The skewed supply/demand relationship caused by excess reserves, also affects how geopolitical and fiscal forces impact the POG. Geopolitical and fiscal changes no longer have the same direct impact on base money demand as they did prior to excess reserves. Excess reserves remove the Fed’s direct control over the supply of base money and in effect absorb base money supply. This new monetary paradigm requires a more nuanced interpretation of the impact of geopolitical and fiscal forces.
Due to 46 years of Fed incompetence in the management of the dollar, sovereign states and technologist cryptocurrency are threatening the dollar’s role as world reserve currency.

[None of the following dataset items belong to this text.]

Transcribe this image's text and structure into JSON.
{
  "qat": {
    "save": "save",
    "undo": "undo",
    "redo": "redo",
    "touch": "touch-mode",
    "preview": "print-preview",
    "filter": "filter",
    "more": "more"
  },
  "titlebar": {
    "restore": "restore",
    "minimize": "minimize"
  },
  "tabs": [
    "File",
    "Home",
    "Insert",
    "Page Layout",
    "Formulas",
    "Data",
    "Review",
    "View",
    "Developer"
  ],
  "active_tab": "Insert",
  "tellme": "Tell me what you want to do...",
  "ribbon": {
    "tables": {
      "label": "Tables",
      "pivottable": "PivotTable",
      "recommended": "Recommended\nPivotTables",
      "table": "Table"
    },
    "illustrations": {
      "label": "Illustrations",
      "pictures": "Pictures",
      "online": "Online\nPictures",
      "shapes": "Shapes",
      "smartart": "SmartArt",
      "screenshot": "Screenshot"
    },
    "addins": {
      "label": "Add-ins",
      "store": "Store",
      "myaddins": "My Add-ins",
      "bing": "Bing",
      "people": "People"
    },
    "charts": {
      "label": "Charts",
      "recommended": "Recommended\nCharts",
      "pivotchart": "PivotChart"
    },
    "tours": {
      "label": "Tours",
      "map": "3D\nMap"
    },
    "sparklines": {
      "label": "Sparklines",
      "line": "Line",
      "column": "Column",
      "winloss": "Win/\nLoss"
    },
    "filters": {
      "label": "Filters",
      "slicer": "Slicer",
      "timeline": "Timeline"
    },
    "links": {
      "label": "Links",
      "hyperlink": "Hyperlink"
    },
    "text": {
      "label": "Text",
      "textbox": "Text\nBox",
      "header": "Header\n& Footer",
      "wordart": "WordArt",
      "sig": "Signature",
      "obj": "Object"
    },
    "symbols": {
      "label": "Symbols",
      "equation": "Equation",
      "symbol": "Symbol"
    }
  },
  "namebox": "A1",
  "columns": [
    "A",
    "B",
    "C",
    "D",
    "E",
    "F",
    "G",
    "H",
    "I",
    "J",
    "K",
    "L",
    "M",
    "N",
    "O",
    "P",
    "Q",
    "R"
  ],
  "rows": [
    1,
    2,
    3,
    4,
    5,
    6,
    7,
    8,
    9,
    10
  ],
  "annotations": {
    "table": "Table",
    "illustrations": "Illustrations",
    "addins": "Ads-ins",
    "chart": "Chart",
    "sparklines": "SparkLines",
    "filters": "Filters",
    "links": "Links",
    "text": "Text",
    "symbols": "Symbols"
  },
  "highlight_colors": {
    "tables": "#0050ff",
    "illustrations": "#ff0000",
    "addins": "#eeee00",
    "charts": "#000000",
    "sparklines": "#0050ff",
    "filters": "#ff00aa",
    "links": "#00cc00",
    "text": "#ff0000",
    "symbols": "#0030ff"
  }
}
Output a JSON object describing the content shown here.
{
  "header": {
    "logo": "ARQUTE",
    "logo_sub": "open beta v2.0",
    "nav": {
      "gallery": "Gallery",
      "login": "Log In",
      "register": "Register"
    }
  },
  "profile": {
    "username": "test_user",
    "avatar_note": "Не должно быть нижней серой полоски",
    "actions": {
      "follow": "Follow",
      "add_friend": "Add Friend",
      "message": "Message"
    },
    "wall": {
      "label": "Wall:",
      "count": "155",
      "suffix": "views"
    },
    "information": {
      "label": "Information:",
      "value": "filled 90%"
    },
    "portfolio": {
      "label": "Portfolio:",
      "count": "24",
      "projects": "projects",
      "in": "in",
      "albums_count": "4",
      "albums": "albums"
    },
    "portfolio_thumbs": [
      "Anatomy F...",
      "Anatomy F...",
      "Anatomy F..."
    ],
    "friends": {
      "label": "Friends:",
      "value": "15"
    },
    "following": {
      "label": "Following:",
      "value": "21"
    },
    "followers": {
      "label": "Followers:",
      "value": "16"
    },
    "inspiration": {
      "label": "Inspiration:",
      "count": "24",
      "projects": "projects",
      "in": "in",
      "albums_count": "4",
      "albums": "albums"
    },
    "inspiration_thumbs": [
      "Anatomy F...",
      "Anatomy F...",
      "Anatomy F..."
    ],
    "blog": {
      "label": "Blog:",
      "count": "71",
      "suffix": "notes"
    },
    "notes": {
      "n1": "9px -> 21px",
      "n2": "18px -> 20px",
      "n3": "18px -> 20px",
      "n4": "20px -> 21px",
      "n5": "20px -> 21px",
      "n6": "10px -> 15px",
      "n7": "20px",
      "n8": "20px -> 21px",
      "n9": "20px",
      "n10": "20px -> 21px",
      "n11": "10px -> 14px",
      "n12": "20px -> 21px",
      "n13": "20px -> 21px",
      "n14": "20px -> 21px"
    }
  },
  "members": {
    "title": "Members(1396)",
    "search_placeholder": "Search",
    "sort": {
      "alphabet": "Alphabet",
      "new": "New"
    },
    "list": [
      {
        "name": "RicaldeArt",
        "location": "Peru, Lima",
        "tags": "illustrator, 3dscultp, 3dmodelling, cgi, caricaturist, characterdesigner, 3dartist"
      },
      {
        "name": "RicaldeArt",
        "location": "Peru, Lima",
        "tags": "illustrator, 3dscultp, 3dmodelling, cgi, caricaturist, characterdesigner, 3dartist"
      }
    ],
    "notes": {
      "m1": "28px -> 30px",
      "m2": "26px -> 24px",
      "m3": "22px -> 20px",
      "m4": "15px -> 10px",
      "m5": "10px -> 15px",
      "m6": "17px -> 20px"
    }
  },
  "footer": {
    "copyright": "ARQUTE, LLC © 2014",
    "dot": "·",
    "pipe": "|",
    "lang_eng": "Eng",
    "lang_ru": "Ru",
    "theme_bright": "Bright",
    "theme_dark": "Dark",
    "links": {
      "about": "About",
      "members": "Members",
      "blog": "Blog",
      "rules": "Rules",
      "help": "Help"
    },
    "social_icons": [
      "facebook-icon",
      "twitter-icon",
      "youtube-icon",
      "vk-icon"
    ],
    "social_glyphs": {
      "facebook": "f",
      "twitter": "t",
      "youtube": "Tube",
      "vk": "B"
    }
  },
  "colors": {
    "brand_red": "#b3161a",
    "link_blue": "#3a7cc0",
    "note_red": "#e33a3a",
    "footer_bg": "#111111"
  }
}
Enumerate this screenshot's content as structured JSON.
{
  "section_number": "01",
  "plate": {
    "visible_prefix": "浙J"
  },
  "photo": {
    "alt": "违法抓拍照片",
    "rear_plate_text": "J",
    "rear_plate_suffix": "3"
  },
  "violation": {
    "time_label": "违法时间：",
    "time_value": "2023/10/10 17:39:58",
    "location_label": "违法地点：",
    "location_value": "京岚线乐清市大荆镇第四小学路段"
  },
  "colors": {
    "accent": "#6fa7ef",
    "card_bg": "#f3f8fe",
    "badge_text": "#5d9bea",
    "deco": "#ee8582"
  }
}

The dollar has lost 97 percent of its value since 1971. China seems to understand gold’s monetary standard of reference and the importance of currency stability. After almost a decade of planning, China will finally open the Shanghai International Energy Exchange (INE) in March 2018. INE will execute oil contracts denominated in yuan. The petrodollar system began with the collapse of Bretton Woods. Since 1971 global oil trades have been transacted in dollars. To whatever extent the INE captures oil trading denominated in yuan, dollar demand will likewise decrease. A decrease in dollar demand without a corresponding decrease in dollar supply is signaled by a rise in the POG.
The U.S. has the power to stabilize the dollar and shepherd the rest of the world to a return to linked, stabilized currencies. Instead, the U.S. continues to manipulate the value of the dollar for perceived domestic advantages. This ongoing experiment with fiat dollar manipulation destabilizes the global financial system. It is no wonder that sovereign states and anarchist crypto movements are attempting to disrupt the dollar’s role as reserve currency. Global conflict, trade disputes, and beggar-thy-neighbor currency policy are a result of errant U.S. monetary policy. The POG, as always, signals this disruption.